There were larger questions I could ask about all of this. I wanted to know why we couldn’t ship the stands with the hardware already attached. I wanted to know how far behind the factory was running, and if we would make the deadline. I wanted to know if the fire inspector had arrived that morning, and what we were going to do to keep another fire from starting.
But I let myself not think. After a while I didn’t have to count out the screws—I could pinch out four every time, without looking. The conveyor belt was a worn rubberized length with a seam that showed up periodically, a white scar in the dark gray, humming surface. Seeing it come around every fifty-five seconds was satisfying, hypnotic. It was one more thing that almost made me forget.
When my father bought the factory from Mr. Ziff, he said he would keep the name Ziff Furniture because it was so well known. Plus, he said, it didn’t sound like a real name, but a name someone might make up, like the names for laundry soap—Bold, Dash. Ziff, Anita agreed, sounded like a sound effect in a comic strip, an arrow hitting its target.

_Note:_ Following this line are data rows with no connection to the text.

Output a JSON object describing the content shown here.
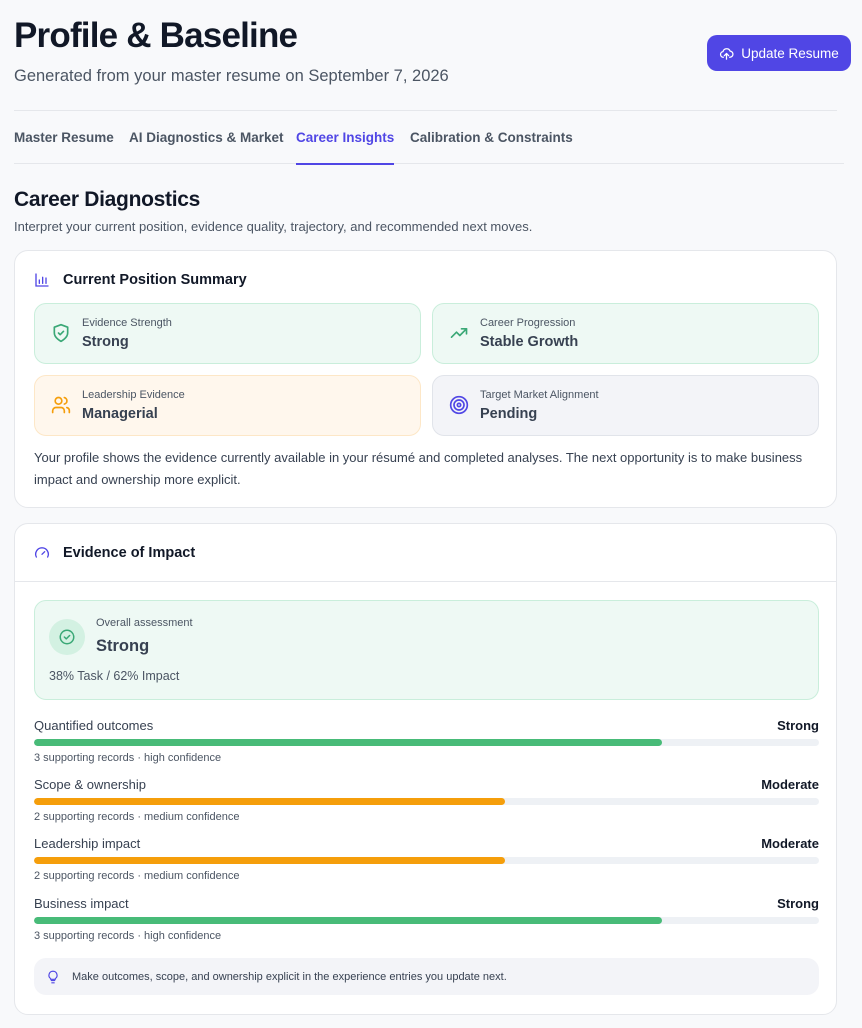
{
  "header": {
    "title": "Profile & Baseline",
    "subtitle": "Generated from your master resume on September 7, 2026",
    "update_button": "Update Resume"
  },
  "tabs": [
    {
      "label": "Master Resume",
      "active": false
    },
    {
      "label": "AI Diagnostics & Market",
      "active": false
    },
    {
      "label": "Career Insights",
      "active": true
    },
    {
      "label": "Calibration & Constraints",
      "active": false
    }
  ],
  "section": {
    "title": "Career Diagnostics",
    "subtitle": "Interpret your current position, evidence quality, trajectory, and recommended next moves."
  },
  "summary": {
    "title": "Current Position Summary",
    "tiles": [
      {
        "label": "Evidence Strength",
        "value": "Strong",
        "icon": "shield-check-icon",
        "tone": "green"
      },
      {
        "label": "Career Progression",
        "value": "Stable Growth",
        "icon": "trending-up-icon",
        "tone": "green"
      },
      {
        "label": "Leadership Evidence",
        "value": "Managerial",
        "icon": "users-icon",
        "tone": "orange"
      },
      {
        "label": "Target Market Alignment",
        "value": "Pending",
        "icon": "target-icon",
        "tone": "slate"
      }
    ],
    "text": "Your profile shows the evidence currently available in your résumé and completed analyses. The next opportunity is to make business impact and ownership more explicit."
  },
  "impact": {
    "title": "Evidence of Impact",
    "assessment_label": "Overall assessment",
    "assessment_value": "Strong",
    "ratio": "38% Task / 62% Impact",
    "metrics": [
      {
        "name": "Quantified outcomes",
        "level": "Strong",
        "fraction": 0.8,
        "note": "3 supporting records · high confidence"
      },
      {
        "name": "Scope & ownership",
        "level": "Moderate",
        "fraction": 0.6,
        "note": "2 supporting records · medium confidence"
      },
      {
        "name": "Leadership impact",
        "level": "Moderate",
        "fraction": 0.6,
        "note": "2 supporting records · medium confidence"
      },
      {
        "name": "Business impact",
        "level": "Strong",
        "fraction": 0.8,
        "note": "3 supporting records · high confidence"
      }
    ],
    "tip": "Make outcomes, scope, and ownership explicit in the experience entries you update next."
  },
  "colors": {
    "accent": "#5046e5",
    "strong": "#48bb78",
    "moderate": "#f59e0b",
    "green_icon": "#3aa876",
    "orange_icon": "#f59e0b"
  }
}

Within a few weeks of owning the factory there was a very troubling accident. Dad would talk about it sometimes, but only when he was in the right mood.

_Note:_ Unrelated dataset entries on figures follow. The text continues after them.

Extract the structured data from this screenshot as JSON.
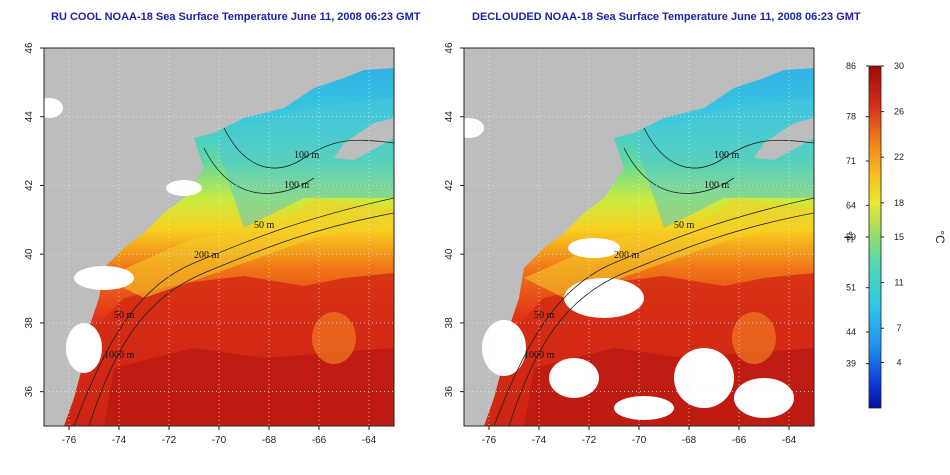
{
  "panels": [
    {
      "title": "RU COOL NOAA-18 Sea Surface Temperature June 11, 2008 06:23 GMT",
      "mode": "cool"
    },
    {
      "title": "DECLOUDED NOAA-18 Sea Surface Temperature June 11, 2008 06:23 GMT",
      "mode": "declouded"
    }
  ],
  "axes": {
    "lon_ticks": [
      "-76",
      "-74",
      "-72",
      "-70",
      "-68",
      "-66",
      "-64"
    ],
    "lat_ticks": [
      "36",
      "38",
      "40",
      "42",
      "44",
      "46"
    ],
    "lon_range": [
      -77,
      -63
    ],
    "lat_range": [
      35,
      46
    ]
  },
  "contour_labels": [
    "100 m",
    "100 m",
    "50 m",
    "200 m",
    "50 m",
    "1000 m"
  ],
  "colorbar": {
    "fahrenheit_ticks": [
      "86",
      "78",
      "71",
      "64",
      "59",
      "51",
      "44",
      "39"
    ],
    "celsius_ticks": [
      "30",
      "26",
      "22",
      "18",
      "15",
      "11",
      "7",
      "4"
    ],
    "fahrenheit_unit": "°F",
    "celsius_unit": "°C",
    "range_c": [
      0,
      30
    ]
  },
  "colors": {
    "land": "#bdbdbd",
    "cloud": "#ffffff",
    "title": "#1a24a8"
  }
}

Dad was in the office, trying to help Barbara boot up a new computer program, when Henry Wills ran up to the counter. He was breathing hard, his hand wrapped up in one of the pink shop towels. This shop towel wasn’t pink anymore; it was red. Henry said he cut himself, and Dad asked him how bad it was. Dad doesn’t like to describe what happened next unless he is sure the story won’t upset his listeners.
Dad had trouble finding it. And when he did locate it at last, on a dune of sawdust, it didn’t look like a thumb, already too white, too withered to be a human body part.

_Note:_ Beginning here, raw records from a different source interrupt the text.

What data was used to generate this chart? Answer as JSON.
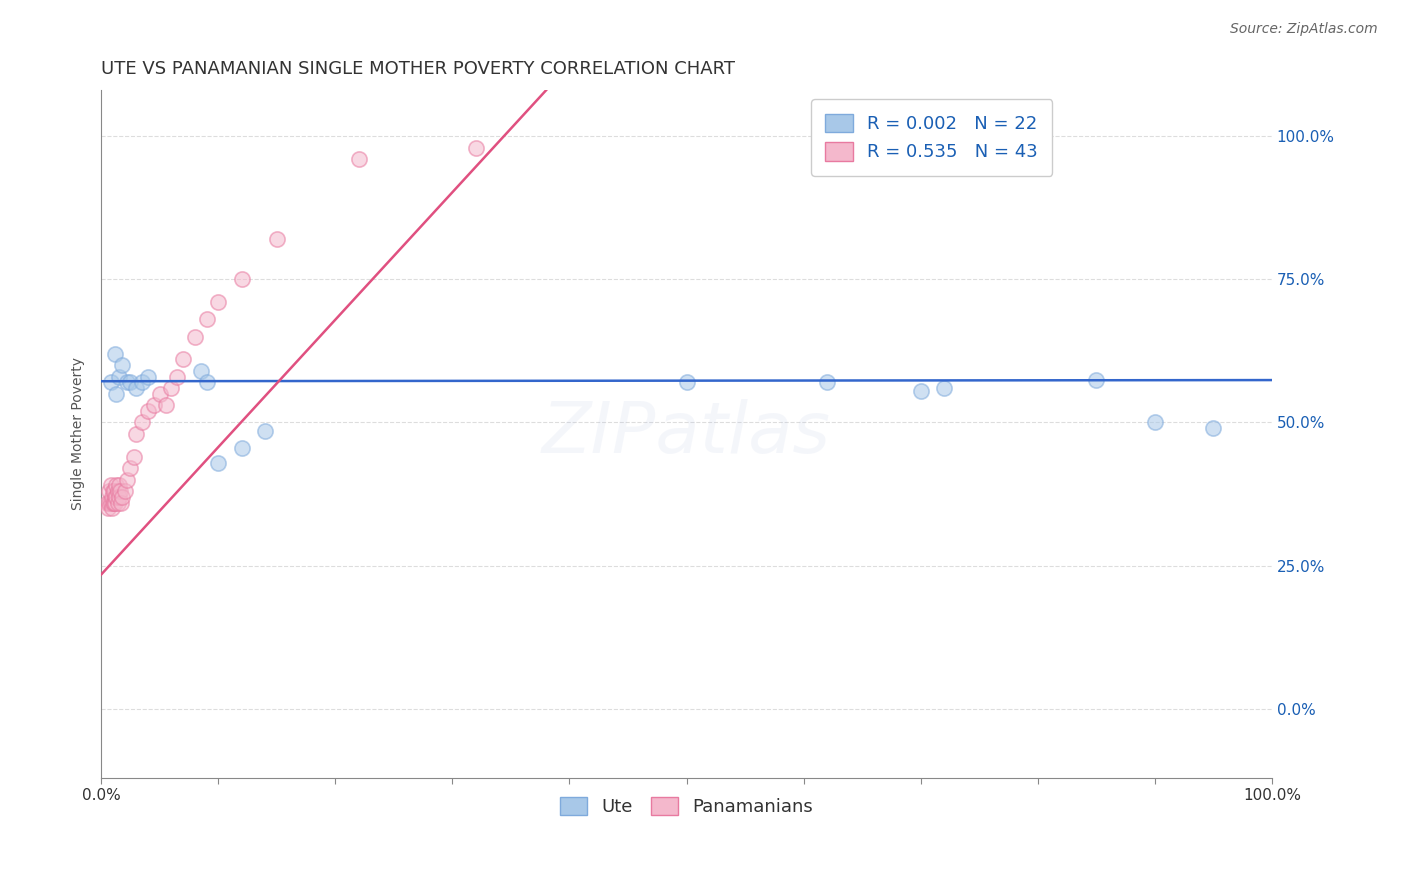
{
  "title": "UTE VS PANAMANIAN SINGLE MOTHER POVERTY CORRELATION CHART",
  "source_text": "Source: ZipAtlas.com",
  "ylabel": "Single Mother Poverty",
  "watermark": "ZIPatlas",
  "xlim": [
    0.0,
    1.0
  ],
  "ylim": [
    -0.12,
    1.08
  ],
  "ute_color": "#a8c8e8",
  "ute_edge_color": "#7faadc",
  "pan_color": "#f4b8cc",
  "pan_edge_color": "#e87aa0",
  "ute_R": 0.002,
  "ute_N": 22,
  "pan_R": 0.535,
  "pan_N": 43,
  "legend_color": "#1a5fb4",
  "background_color": "#ffffff",
  "grid_color": "#dddddd",
  "ute_scatter_x": [
    0.008,
    0.012,
    0.013,
    0.015,
    0.018,
    0.022,
    0.025,
    0.03,
    0.035,
    0.04,
    0.085,
    0.09,
    0.1,
    0.12,
    0.14,
    0.5,
    0.62,
    0.7,
    0.72,
    0.85,
    0.9,
    0.95
  ],
  "ute_scatter_y": [
    0.57,
    0.62,
    0.55,
    0.58,
    0.6,
    0.57,
    0.57,
    0.56,
    0.57,
    0.58,
    0.59,
    0.57,
    0.43,
    0.455,
    0.485,
    0.57,
    0.57,
    0.555,
    0.56,
    0.575,
    0.5,
    0.49
  ],
  "pan_scatter_x": [
    0.005,
    0.006,
    0.007,
    0.007,
    0.008,
    0.008,
    0.009,
    0.009,
    0.01,
    0.01,
    0.011,
    0.011,
    0.012,
    0.012,
    0.013,
    0.013,
    0.014,
    0.014,
    0.015,
    0.015,
    0.016,
    0.017,
    0.018,
    0.02,
    0.022,
    0.025,
    0.028,
    0.03,
    0.035,
    0.04,
    0.045,
    0.05,
    0.055,
    0.06,
    0.065,
    0.07,
    0.08,
    0.09,
    0.1,
    0.12,
    0.15,
    0.22,
    0.32
  ],
  "pan_scatter_y": [
    0.36,
    0.35,
    0.38,
    0.36,
    0.39,
    0.36,
    0.37,
    0.35,
    0.38,
    0.36,
    0.36,
    0.38,
    0.37,
    0.36,
    0.39,
    0.37,
    0.38,
    0.36,
    0.39,
    0.37,
    0.38,
    0.36,
    0.37,
    0.38,
    0.4,
    0.42,
    0.44,
    0.48,
    0.5,
    0.52,
    0.53,
    0.55,
    0.53,
    0.56,
    0.58,
    0.61,
    0.65,
    0.68,
    0.71,
    0.75,
    0.82,
    0.96,
    0.98
  ],
  "ute_trendline_x": [
    0.0,
    1.0
  ],
  "ute_trendline_y": [
    0.572,
    0.574
  ],
  "pan_trendline_x": [
    -0.02,
    0.38
  ],
  "pan_trendline_y": [
    0.19,
    1.08
  ],
  "title_fontsize": 13,
  "axis_label_fontsize": 10,
  "tick_fontsize": 11,
  "legend_fontsize": 13,
  "watermark_fontsize": 52,
  "watermark_alpha": 0.12,
  "source_fontsize": 10,
  "marker_size": 120,
  "marker_alpha": 0.55,
  "ute_line_color": "#3366cc",
  "pan_line_color": "#e05080"
}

Dad hurried the thumb out to Jesse’s waiting car, and Mr. Wills and the thumb arrived at the clinic. The thumb was reattached by Dr. Pollock, the surgeon, and when Mr. Wills retired the following year, he was walking around with five fingers just like everybody else.
As I worked on the bags of drawer pulls, I kept expecting a tug at my sleeve. I kept expecting Dad to be there, telling me in a tone of relief what had happened to Anita. He would be talking nonstop, why she couldn’t get to a phone, telling me our lives could go on.